LA LOUVIÈRE

Licenciée après avoir porté plainte pour harcèlement: la SPRL Médecins du Tivoli condamnée

Licenciée après avoir porté plainte pour harcèlement: la SPRL Médecins du Tivoli condamnée

La SPRL Médecins du Tivoli a été condamnée dans le cadre d’un licenciement abusif suite à une plainte contre harcèlement. Cette plainte visait un médecin du CHU Tivoli. BELGA

Une secrétaire avait été licenciée au lendemain d’une plainte visant un médecin prestant au CHU Tivoli. Le tribunal du travail a tranché en faveur de la plaignante.

Le 23 avril dernier, la Division de La Louvière du Tribunal du Travail du Hainaut rendait son jugement dans une affaire opposant la SPRL Société de Médecins du Tivoli et son ancienne secrétaire de direction.

Cette dernière avait été licenciée le 23 mars 2018. La veille, elle avait déposé plainte auprès du Contrôle du Bien-être au travail pour harcèlement sexuel à l’encontre de celui qui était médecin gérant de cette SPRL à l’époque, et chef de service au CHU Tivoli de La Louvière. L’affaire avait été source de tensions au sein du centre hospitalier.

Trois ans plus tard, le tribunal du travail a tranché. Dans son jugement, il a donné raison à la plaignante et a condamné la SPRL Médecins du Tivoli à payer l’indemnité de protection contre le licenciement des travailleurs qui déposent une plainte pour harcèlement à hauteur de 23 229,49 euros, une amende pour licenciement manifestement déraisonnable équivalente à 17 semaines de rémunération, soit 13 093,54 euros, ainsi que des dommages et intérêts du chef de licenciement abusif de 2 000 euros. Le montant total de cette condamnation avoisine les 38 320 euros.

La partie défenderesse rejetait tout lien entre la plainte pour harcèlement sexuel et la décision de licenciement, qui aurait été antérieure à cette plainte et se basait sur des lacunes répétées dans son travail, a-t-elle affirmé lors de l’audience.

Une décision rare du tribunal

Le tribunal n’a pas retenu ces arguments. Après analyse des éléments en sa possession, la cour a estimé que la partie plaignante était au courant du dépôt de la plainte quand il a pris la décision de licenciement, qu’aucun motif avancé devant la cour ne l’a été au moment du licenciement et que donc la présomption selon laquelle ce licenciement survient en représailles du dépôt de plainte devait bénéficier à la plaignante.

À la CNE, qui avait déposé la requête pour son affiliée, on se réjouit de cette décision.

«Le Tribunal reconnait que ce licenciement est injuste et que l’indemnité de protection doit être payée. Cerise sur le gâteau: le Tribunal estime que la SPRL est également redevable d’une indemnité pour licenciement manifestement déraisonnable et de dommages et intérêts pour licenciement abusif. Le cumul de ces deux indemnités pour les mêmes faits est suffisamment rare pour être souligné, c’est une véritable victoire», se réjouit Célia Vandenhove, déléguée CSC qui a défendu le dossier auprès du Tribunal.

Signal positif dans la lutte contre le harcèlement

Concernant la plainte pour harcèlement, le dossier est toujours en cours. Deux autres plaintes, visant le même médecin, ont été déposées. Si le jugement ne se prononce pas sur ce dossier, qui relève du pénal, il constitue néanmoins «une avancée remarquable», estime le syndicat chrétien.

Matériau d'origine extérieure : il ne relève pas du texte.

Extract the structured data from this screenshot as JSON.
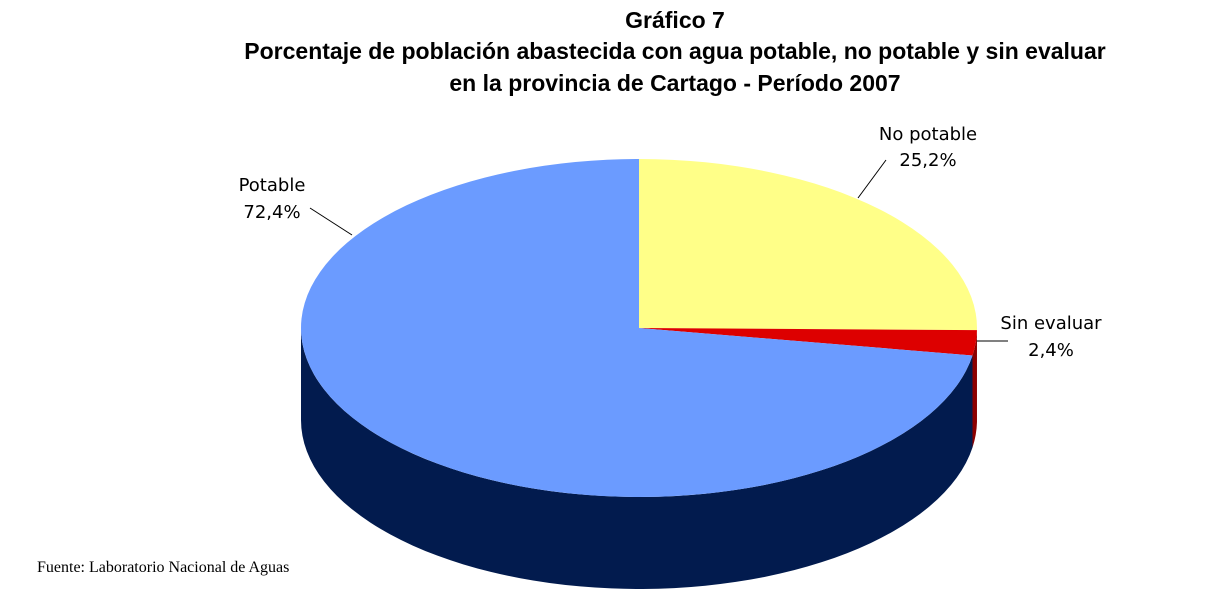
{
  "chart_data": {
    "type": "pie",
    "title": "Gráfico 7",
    "subtitle": "Porcentaje de población abastecida con agua potable, no potable y sin evaluar",
    "subtitle2": "en la provincia de Cartago - Período 2007",
    "slices": [
      {
        "name": "No potable",
        "value": 25.2,
        "label": "25,2%",
        "color": "#ffff88",
        "side_color": "#c8c860"
      },
      {
        "name": "Sin evaluar",
        "value": 2.4,
        "label": "2,4%",
        "color": "#dd0000",
        "side_color": "#8b0000"
      },
      {
        "name": "Potable",
        "value": 72.4,
        "label": "72,4%",
        "color": "#6b9bff",
        "side_color": "#021b4e"
      }
    ],
    "style": "3d"
  },
  "source": "Fuente: Laboratorio Nacional de Aguas"
}
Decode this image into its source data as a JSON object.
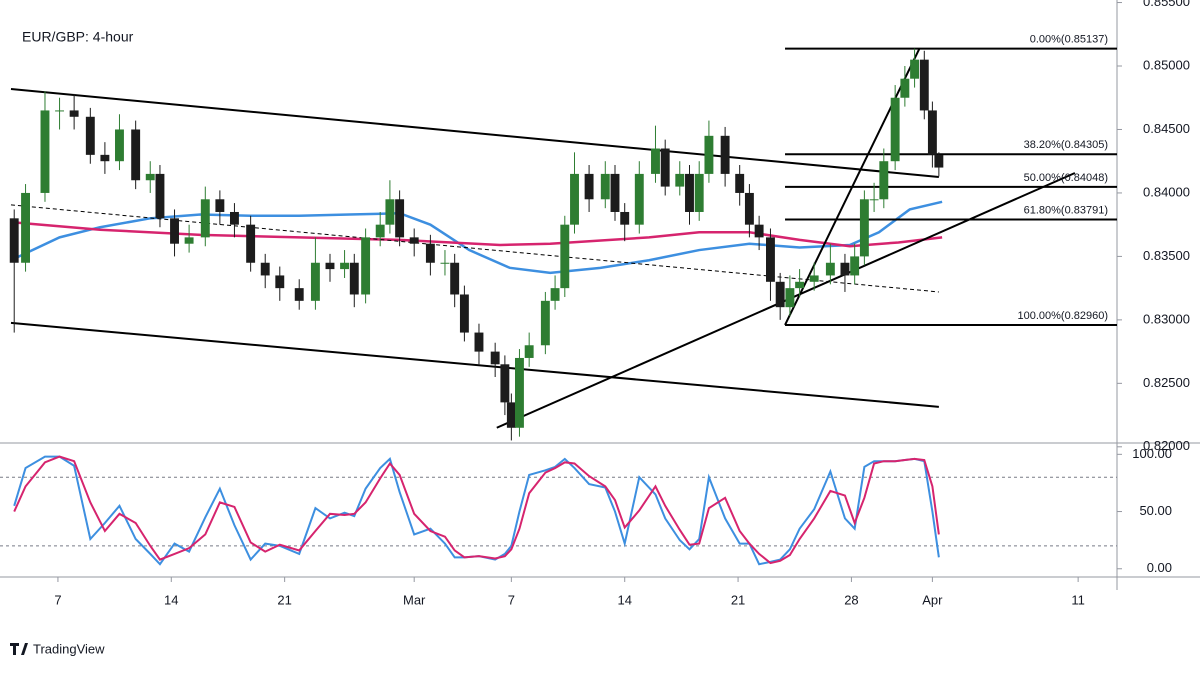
{
  "chart_data": {
    "type": "candlestick",
    "title": "EUR/GBP: 4-hour",
    "up_color": "#2e7d32",
    "down_color": "#1c1c1c",
    "x": [
      4.3,
      5.0,
      6.2,
      7.1,
      8.0,
      9.0,
      9.9,
      10.8,
      11.8,
      12.7,
      13.3,
      14.2,
      15.1,
      16.1,
      17.0,
      17.9,
      18.9,
      19.8,
      20.7,
      21.9,
      22.9,
      23.8,
      24.7,
      25.3,
      26.0,
      26.9,
      27.5,
      28.1,
      29.0,
      30.0,
      30.9,
      31.5,
      32.1,
      33.0,
      34.0,
      34.6,
      35.0,
      35.5,
      36.1,
      37.1,
      37.7,
      38.3,
      38.9,
      39.8,
      40.8,
      41.4,
      42.0,
      42.9,
      43.9,
      44.5,
      45.4,
      46.0,
      46.6,
      47.2,
      48.2,
      49.1,
      49.7,
      50.3,
      51.0,
      51.6,
      52.2,
      52.8,
      53.7,
      54.7,
      55.6,
      56.2,
      56.8,
      57.4,
      58.0,
      58.7,
      59.3,
      59.9,
      60.5,
      61.0,
      61.4
    ],
    "open": [
      0.838,
      0.8345,
      0.84,
      0.8465,
      0.8465,
      0.846,
      0.843,
      0.8425,
      0.845,
      0.841,
      0.8415,
      0.838,
      0.836,
      0.8365,
      0.8395,
      0.8385,
      0.8375,
      0.8345,
      0.8335,
      0.8325,
      0.8315,
      0.8345,
      0.834,
      0.8345,
      0.832,
      0.8365,
      0.8375,
      0.8395,
      0.8365,
      0.836,
      0.8345,
      0.8345,
      0.832,
      0.829,
      0.8275,
      0.8265,
      0.8235,
      0.8215,
      0.827,
      0.828,
      0.8315,
      0.8325,
      0.8375,
      0.8415,
      0.8395,
      0.8415,
      0.8385,
      0.8375,
      0.8415,
      0.8435,
      0.8405,
      0.8415,
      0.8385,
      0.8415,
      0.8445,
      0.8415,
      0.84,
      0.8375,
      0.8365,
      0.833,
      0.831,
      0.8325,
      0.833,
      0.8335,
      0.8345,
      0.8335,
      0.835,
      0.8395,
      0.8395,
      0.8425,
      0.8475,
      0.849,
      0.8505,
      0.8465,
      0.843
    ],
    "high": [
      0.8387,
      0.8407,
      0.848,
      0.8475,
      0.8478,
      0.8467,
      0.844,
      0.8462,
      0.8457,
      0.8425,
      0.8422,
      0.8387,
      0.8375,
      0.8405,
      0.8402,
      0.8392,
      0.8382,
      0.8352,
      0.8342,
      0.8332,
      0.8365,
      0.8352,
      0.8355,
      0.8352,
      0.8372,
      0.8385,
      0.841,
      0.8402,
      0.8372,
      0.8367,
      0.8355,
      0.8352,
      0.8327,
      0.8297,
      0.8282,
      0.8272,
      0.8242,
      0.8277,
      0.829,
      0.8322,
      0.8335,
      0.8382,
      0.8432,
      0.8422,
      0.8425,
      0.8422,
      0.8392,
      0.8425,
      0.8453,
      0.8442,
      0.8425,
      0.8422,
      0.8425,
      0.8457,
      0.8452,
      0.8422,
      0.8407,
      0.8382,
      0.8372,
      0.8337,
      0.8335,
      0.834,
      0.8345,
      0.836,
      0.8352,
      0.836,
      0.8402,
      0.8408,
      0.8435,
      0.8485,
      0.85,
      0.85137,
      0.8512,
      0.8472,
      0.8432
    ],
    "low": [
      0.829,
      0.8338,
      0.8393,
      0.845,
      0.845,
      0.8423,
      0.8415,
      0.8418,
      0.8403,
      0.84,
      0.8373,
      0.835,
      0.8353,
      0.8358,
      0.8375,
      0.8365,
      0.8338,
      0.8325,
      0.8315,
      0.8308,
      0.8308,
      0.833,
      0.8333,
      0.831,
      0.8313,
      0.8358,
      0.8368,
      0.8358,
      0.835,
      0.8335,
      0.8335,
      0.831,
      0.8283,
      0.8265,
      0.8255,
      0.8225,
      0.8205,
      0.8208,
      0.8263,
      0.8273,
      0.8308,
      0.8318,
      0.8368,
      0.8385,
      0.8388,
      0.8378,
      0.8362,
      0.8368,
      0.8408,
      0.8398,
      0.8398,
      0.8375,
      0.8378,
      0.8408,
      0.8405,
      0.839,
      0.8365,
      0.8355,
      0.8315,
      0.83,
      0.8303,
      0.8318,
      0.8323,
      0.8328,
      0.8322,
      0.8328,
      0.8343,
      0.8385,
      0.8388,
      0.8418,
      0.8468,
      0.8483,
      0.8458,
      0.842,
      0.8413
    ],
    "close": [
      0.8345,
      0.84,
      0.8465,
      0.8465,
      0.846,
      0.843,
      0.8425,
      0.845,
      0.841,
      0.8415,
      0.838,
      0.836,
      0.8365,
      0.8395,
      0.8385,
      0.8375,
      0.8345,
      0.8335,
      0.8325,
      0.8315,
      0.8345,
      0.834,
      0.8345,
      0.832,
      0.8365,
      0.8375,
      0.8395,
      0.8365,
      0.836,
      0.8345,
      0.8345,
      0.832,
      0.829,
      0.8275,
      0.8265,
      0.8235,
      0.8215,
      0.827,
      0.828,
      0.8315,
      0.8325,
      0.8375,
      0.8415,
      0.8395,
      0.8415,
      0.8385,
      0.8375,
      0.8415,
      0.8435,
      0.8405,
      0.8415,
      0.8385,
      0.8415,
      0.8445,
      0.8415,
      0.84,
      0.8375,
      0.8365,
      0.833,
      0.831,
      0.8325,
      0.833,
      0.8335,
      0.8345,
      0.8335,
      0.835,
      0.8395,
      0.8395,
      0.8425,
      0.8475,
      0.849,
      0.8505,
      0.8465,
      0.843,
      0.842
    ],
    "xlim": [
      4.04,
      72.4
    ],
    "xticks": [
      7,
      14,
      21,
      {
        "value": 29,
        "label": "Mar"
      },
      {
        "value": 35,
        "label": "7"
      },
      {
        "value": 42,
        "label": "14"
      },
      {
        "value": 49,
        "label": "21"
      },
      {
        "value": 56,
        "label": "28"
      },
      {
        "value": 61,
        "label": "Apr"
      },
      {
        "value": 70,
        "label": "11"
      }
    ],
    "ylim": [
      0.8203,
      0.8552
    ],
    "yticks": [
      {
        "value": 0.82,
        "label": "0.82000"
      },
      {
        "value": 0.825,
        "label": "0.82500"
      },
      {
        "value": 0.83,
        "label": "0.83000"
      },
      {
        "value": 0.835,
        "label": "0.83500"
      },
      {
        "value": 0.84,
        "label": "0.84000"
      },
      {
        "value": 0.845,
        "label": "0.84500"
      },
      {
        "value": 0.85,
        "label": "0.85000"
      },
      {
        "value": 0.855,
        "label": "0.85500"
      }
    ],
    "moving_averages": [
      {
        "color": "#3d8fe0",
        "x": [
          4.1,
          7.1,
          9.6,
          12.7,
          15.8,
          18.9,
          21.9,
          25.0,
          28.1,
          30.0,
          32.4,
          34.9,
          37.4,
          40.5,
          43.5,
          46.6,
          49.7,
          52.8,
          55.9,
          57.7,
          59.6,
          61.6
        ],
        "values": [
          0.8347,
          0.8365,
          0.8373,
          0.838,
          0.8383,
          0.8382,
          0.8382,
          0.8383,
          0.8384,
          0.8375,
          0.8355,
          0.8341,
          0.8337,
          0.8341,
          0.8347,
          0.8355,
          0.836,
          0.8357,
          0.8359,
          0.8369,
          0.8387,
          0.8393
        ]
      },
      {
        "color": "#d6246e",
        "x": [
          4.1,
          9.6,
          15.8,
          21.9,
          28.1,
          34.3,
          37.4,
          43.5,
          46.6,
          49.7,
          52.8,
          55.9,
          58.9,
          61.6
        ],
        "values": [
          0.8377,
          0.8371,
          0.8367,
          0.8365,
          0.8363,
          0.8359,
          0.836,
          0.8365,
          0.8369,
          0.8369,
          0.8363,
          0.8358,
          0.8361,
          0.8365
        ]
      }
    ],
    "trend_lines": [
      {
        "x": [
          4.1,
          61.4
        ],
        "y": [
          0.84819,
          0.84126
        ],
        "dashed": false
      },
      {
        "x": [
          4.1,
          61.4
        ],
        "y": [
          0.82976,
          0.82315
        ],
        "dashed": false
      },
      {
        "x": [
          4.1,
          61.4
        ],
        "y": [
          0.83906,
          0.8322
        ],
        "dashed": true
      },
      {
        "x": [
          34.1,
          69.8
        ],
        "y": [
          0.8215,
          0.84157
        ],
        "dashed": false
      },
      {
        "x": [
          51.9,
          60.2
        ],
        "y": [
          0.8296,
          0.85137
        ],
        "dashed": false
      }
    ],
    "fib": {
      "x_start": 51.9,
      "levels": [
        {
          "value": 0.85137,
          "label": "0.00%(0.85137)"
        },
        {
          "value": 0.84305,
          "label": "38.20%(0.84305)"
        },
        {
          "value": 0.84048,
          "label": "50.00%(0.84048)"
        },
        {
          "value": 0.83791,
          "label": "61.80%(0.83791)"
        },
        {
          "value": 0.8296,
          "label": "100.00%(0.82960)"
        }
      ]
    },
    "indicator": {
      "type": "line",
      "ylim": [
        -7.2,
        109.9
      ],
      "yticks": [
        {
          "value": 0,
          "label": "0.00"
        },
        {
          "value": 50,
          "label": "50.00"
        },
        {
          "value": 100,
          "label": "100.00"
        }
      ],
      "levels": [
        20,
        80
      ],
      "series": [
        {
          "color": "#3d8fe0",
          "values": [
            55,
            88,
            98,
            98,
            90,
            26,
            40,
            55,
            26,
            13,
            4,
            22,
            15,
            45,
            70,
            38,
            8,
            22,
            20,
            13,
            53,
            44,
            49,
            46,
            70,
            88,
            96,
            67,
            30,
            35,
            22,
            10,
            10,
            11,
            8,
            13,
            20,
            50,
            82,
            86,
            89,
            96,
            88,
            74,
            71,
            50,
            22,
            80,
            65,
            44,
            25,
            17,
            26,
            80,
            44,
            22,
            22,
            4,
            6,
            8,
            17,
            35,
            52,
            85,
            44,
            35,
            89,
            94,
            94,
            94,
            95,
            96,
            94,
            50,
            10
          ]
        },
        {
          "color": "#d6246e",
          "values": [
            50,
            72,
            93,
            98,
            94,
            58,
            33,
            48,
            40,
            20,
            8,
            13,
            18,
            30,
            58,
            54,
            23,
            15,
            21,
            16,
            33,
            48,
            47,
            48,
            58,
            79,
            92,
            82,
            48,
            33,
            28,
            16,
            10,
            11,
            9,
            11,
            17,
            35,
            66,
            84,
            88,
            93,
            92,
            81,
            72,
            60,
            36,
            51,
            72,
            55,
            34,
            21,
            22,
            53,
            62,
            33,
            22,
            13,
            5,
            7,
            12,
            26,
            44,
            68,
            64,
            40,
            62,
            92,
            94,
            94,
            95,
            96,
            95,
            72,
            30
          ]
        }
      ]
    }
  },
  "footer": {
    "brand": "TradingView"
  }
}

Ce dossier de harcèlement moral et sexuel au sein de l’hôpital «a été particulièrement difficile à vivre pour les victimes et l’équipe syndicale qui les a soutenues. La pression qu’elles ont subie (victimes et déléguées syndicales), à travers des intimidations et des menaces de représailles, ne les a pas empêchées d’aller jusqu’au bout de leurs démarches».

Pour la CNE, «la confirmation que la protection contre le licenciement débute dès le dépôt de la plainte formelle et que celle-ci est cumulable avec des indemnités pour licenciement manifestement déraisonnable et licenciement abusif envoie un signal très positif dans la lutte contre le harcèlement moral et sexuel au travail.»